• Diversas bandeiras são elevadas no último dia da ginástica artística no Pan


    Terminou hoje o 2º dia de finais por aparelhos dos Jogos Pan-Americanos, finalizando assim as competições de ginástica artística em Toronto. O ginasta mais condecorado de toda a competição foi o colombiano Josimar Calvo, que conquistou 5 medalhas: 3 ouros (cavalo com alças, paralela e barra fixa) e 2 bronzes (equipes e individual geral). No feminino, outras 5 medalhas fizeram da canadense Ellie Black a ginasta de maior sucesso: 3 ouros (individual geral, trave e solo), uma prata (equipes) e um bronze (salto).

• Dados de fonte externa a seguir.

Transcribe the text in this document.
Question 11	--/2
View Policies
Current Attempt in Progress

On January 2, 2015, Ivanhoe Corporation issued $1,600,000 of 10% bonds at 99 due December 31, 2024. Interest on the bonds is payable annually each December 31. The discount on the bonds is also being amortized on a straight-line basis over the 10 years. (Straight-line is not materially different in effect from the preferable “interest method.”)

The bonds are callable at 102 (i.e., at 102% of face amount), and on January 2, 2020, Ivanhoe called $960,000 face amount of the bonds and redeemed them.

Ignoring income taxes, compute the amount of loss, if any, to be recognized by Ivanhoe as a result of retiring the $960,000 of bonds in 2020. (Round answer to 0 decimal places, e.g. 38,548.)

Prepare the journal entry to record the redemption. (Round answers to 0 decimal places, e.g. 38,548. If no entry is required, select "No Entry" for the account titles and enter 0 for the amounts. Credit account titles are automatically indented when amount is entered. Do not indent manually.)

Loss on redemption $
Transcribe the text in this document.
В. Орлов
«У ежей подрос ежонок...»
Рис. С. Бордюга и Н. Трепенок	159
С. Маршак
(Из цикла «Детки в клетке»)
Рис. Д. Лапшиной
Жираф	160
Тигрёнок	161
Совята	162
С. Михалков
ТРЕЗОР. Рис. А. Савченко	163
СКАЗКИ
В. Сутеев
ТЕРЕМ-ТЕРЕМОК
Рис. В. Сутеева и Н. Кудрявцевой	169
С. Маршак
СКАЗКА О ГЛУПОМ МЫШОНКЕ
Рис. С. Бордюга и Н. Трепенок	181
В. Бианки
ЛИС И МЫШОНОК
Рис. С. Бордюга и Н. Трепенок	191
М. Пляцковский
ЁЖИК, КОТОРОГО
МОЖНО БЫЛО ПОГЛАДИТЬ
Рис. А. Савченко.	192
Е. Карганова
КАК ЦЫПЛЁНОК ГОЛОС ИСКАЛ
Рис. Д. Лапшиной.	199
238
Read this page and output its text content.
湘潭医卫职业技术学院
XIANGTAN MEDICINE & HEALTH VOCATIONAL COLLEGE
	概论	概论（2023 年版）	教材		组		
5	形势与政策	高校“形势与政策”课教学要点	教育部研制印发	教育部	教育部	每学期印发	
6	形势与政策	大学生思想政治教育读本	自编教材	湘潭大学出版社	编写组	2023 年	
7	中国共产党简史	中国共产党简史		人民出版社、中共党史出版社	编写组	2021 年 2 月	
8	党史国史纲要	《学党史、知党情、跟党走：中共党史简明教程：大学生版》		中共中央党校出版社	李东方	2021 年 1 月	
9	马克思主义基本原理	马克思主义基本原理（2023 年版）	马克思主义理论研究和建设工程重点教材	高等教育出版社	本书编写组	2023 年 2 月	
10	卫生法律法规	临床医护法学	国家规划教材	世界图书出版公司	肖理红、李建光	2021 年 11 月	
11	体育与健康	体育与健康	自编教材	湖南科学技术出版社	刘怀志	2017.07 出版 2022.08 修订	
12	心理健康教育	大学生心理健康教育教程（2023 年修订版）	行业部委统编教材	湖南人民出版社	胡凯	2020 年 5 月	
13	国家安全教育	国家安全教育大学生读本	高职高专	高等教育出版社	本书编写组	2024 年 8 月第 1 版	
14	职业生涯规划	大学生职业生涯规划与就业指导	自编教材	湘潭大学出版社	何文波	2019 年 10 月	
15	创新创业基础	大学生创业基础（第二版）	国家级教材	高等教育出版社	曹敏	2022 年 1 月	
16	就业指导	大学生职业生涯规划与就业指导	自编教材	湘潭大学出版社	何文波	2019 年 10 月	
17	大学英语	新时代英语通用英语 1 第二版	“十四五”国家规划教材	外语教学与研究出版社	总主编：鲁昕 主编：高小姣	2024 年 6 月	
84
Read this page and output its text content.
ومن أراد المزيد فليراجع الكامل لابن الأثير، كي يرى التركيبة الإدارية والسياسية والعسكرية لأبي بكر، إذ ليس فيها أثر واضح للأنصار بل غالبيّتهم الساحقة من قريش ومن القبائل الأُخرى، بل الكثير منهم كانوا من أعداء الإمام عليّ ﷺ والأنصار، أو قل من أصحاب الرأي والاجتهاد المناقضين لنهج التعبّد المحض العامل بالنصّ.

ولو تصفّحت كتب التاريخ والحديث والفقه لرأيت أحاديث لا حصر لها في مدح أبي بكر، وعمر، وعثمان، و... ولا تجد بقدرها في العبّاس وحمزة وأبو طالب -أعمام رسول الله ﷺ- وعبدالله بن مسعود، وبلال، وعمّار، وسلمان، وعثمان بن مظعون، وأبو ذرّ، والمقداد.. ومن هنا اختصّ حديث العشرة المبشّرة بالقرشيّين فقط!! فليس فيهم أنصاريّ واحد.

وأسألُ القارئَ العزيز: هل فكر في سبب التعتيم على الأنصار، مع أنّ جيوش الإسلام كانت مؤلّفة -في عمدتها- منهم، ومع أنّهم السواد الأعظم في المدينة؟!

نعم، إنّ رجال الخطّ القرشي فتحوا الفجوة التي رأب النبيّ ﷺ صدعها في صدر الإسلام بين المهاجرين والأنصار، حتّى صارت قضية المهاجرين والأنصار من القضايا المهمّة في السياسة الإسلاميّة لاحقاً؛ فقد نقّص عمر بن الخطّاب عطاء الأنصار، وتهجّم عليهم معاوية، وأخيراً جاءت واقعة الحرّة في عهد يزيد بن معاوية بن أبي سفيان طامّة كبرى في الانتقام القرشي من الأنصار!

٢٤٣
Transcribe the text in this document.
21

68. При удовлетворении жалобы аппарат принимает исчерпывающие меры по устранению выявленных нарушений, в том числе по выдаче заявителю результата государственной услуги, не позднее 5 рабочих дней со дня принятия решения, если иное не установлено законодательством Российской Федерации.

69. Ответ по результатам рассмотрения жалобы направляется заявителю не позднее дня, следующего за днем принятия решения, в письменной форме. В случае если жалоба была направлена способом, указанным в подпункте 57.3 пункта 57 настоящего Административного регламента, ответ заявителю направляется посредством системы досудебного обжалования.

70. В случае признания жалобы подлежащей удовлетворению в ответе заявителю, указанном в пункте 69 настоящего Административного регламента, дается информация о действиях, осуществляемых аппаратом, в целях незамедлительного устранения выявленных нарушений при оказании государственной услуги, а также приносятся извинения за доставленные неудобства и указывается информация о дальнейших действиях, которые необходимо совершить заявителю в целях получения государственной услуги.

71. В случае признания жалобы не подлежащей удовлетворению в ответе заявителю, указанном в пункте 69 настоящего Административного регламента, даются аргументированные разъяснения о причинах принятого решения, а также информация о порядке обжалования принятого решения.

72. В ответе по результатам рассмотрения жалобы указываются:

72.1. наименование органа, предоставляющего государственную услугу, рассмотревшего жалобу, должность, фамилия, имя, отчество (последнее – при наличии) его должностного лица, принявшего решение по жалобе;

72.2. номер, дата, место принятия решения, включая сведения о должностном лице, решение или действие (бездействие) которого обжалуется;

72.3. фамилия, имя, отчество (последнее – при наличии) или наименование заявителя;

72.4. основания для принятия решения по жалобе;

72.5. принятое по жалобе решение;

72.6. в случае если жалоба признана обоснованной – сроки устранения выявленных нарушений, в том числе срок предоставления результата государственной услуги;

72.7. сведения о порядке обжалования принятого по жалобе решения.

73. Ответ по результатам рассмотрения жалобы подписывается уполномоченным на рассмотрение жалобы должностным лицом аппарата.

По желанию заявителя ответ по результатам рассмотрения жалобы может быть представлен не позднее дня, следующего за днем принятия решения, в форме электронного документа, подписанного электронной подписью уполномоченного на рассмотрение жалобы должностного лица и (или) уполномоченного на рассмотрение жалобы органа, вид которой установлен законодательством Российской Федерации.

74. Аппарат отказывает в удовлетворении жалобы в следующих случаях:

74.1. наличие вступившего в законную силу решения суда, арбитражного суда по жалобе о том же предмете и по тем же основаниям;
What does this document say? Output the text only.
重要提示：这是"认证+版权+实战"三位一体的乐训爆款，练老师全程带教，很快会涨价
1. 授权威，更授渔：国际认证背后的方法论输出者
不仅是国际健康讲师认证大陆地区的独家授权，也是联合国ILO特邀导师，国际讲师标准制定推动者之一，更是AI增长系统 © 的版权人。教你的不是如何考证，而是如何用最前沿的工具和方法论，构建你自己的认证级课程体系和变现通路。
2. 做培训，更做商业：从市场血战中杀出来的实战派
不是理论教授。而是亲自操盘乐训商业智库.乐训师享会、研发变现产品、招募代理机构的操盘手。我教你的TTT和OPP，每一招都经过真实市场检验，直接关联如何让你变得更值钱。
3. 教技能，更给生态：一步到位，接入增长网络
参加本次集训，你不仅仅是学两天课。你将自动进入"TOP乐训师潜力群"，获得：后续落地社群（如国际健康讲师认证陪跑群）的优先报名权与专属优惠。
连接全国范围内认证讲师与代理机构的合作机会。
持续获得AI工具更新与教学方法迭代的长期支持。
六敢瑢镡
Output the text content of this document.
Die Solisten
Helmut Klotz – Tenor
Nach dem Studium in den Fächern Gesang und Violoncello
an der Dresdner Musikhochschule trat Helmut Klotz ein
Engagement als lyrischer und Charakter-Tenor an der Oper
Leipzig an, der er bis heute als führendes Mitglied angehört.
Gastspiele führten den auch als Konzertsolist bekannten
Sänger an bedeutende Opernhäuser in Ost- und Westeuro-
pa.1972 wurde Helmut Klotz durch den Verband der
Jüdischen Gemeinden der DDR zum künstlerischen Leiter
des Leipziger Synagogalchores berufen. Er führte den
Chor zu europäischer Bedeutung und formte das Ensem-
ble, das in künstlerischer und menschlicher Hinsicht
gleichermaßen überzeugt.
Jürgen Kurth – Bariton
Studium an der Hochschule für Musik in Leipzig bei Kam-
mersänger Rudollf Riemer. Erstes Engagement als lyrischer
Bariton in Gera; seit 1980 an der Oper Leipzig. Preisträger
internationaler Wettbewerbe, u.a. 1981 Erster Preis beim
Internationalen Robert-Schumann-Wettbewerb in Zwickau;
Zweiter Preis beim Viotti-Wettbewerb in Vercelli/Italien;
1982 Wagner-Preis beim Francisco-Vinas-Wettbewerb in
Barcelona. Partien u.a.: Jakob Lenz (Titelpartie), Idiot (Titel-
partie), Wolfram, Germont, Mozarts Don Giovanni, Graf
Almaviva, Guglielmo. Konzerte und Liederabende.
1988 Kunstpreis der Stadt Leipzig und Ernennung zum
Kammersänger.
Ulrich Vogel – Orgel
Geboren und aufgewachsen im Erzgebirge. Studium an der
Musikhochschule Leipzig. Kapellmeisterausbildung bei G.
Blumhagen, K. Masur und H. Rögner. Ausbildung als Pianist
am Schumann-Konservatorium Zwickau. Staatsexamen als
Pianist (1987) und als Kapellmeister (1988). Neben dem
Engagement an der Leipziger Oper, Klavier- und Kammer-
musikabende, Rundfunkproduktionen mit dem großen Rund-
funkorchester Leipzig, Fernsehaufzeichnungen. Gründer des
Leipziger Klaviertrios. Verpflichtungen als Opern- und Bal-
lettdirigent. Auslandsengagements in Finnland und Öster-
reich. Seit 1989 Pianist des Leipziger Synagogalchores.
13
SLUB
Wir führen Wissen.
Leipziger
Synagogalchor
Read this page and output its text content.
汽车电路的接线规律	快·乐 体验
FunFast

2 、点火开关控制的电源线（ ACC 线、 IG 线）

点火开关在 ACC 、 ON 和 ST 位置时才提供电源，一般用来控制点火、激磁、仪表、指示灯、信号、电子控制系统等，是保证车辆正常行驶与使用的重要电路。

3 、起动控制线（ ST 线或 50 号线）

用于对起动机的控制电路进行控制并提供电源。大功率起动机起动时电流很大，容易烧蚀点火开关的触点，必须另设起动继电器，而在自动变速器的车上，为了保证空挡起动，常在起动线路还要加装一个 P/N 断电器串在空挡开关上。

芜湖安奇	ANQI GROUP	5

    O brasileiro Caio Souza terminou a final de salto na 3ª posição, conquistando sua primeira medalha individual numa edição dos Jogos Pan-Americanos. Ele e muitos outros ginastas estiveram presentes nas finais de hoje, e a participação foi marcada por muitos erros. Mesmo assim, os ginastas mostraram séries novas e muito competitivas, realmente brigavam por medalhas, e é melhor assistir uma competição sabendo que o Brasil tentou o melhor de si do que ter a certeza de que não se arriscaram o suficiente.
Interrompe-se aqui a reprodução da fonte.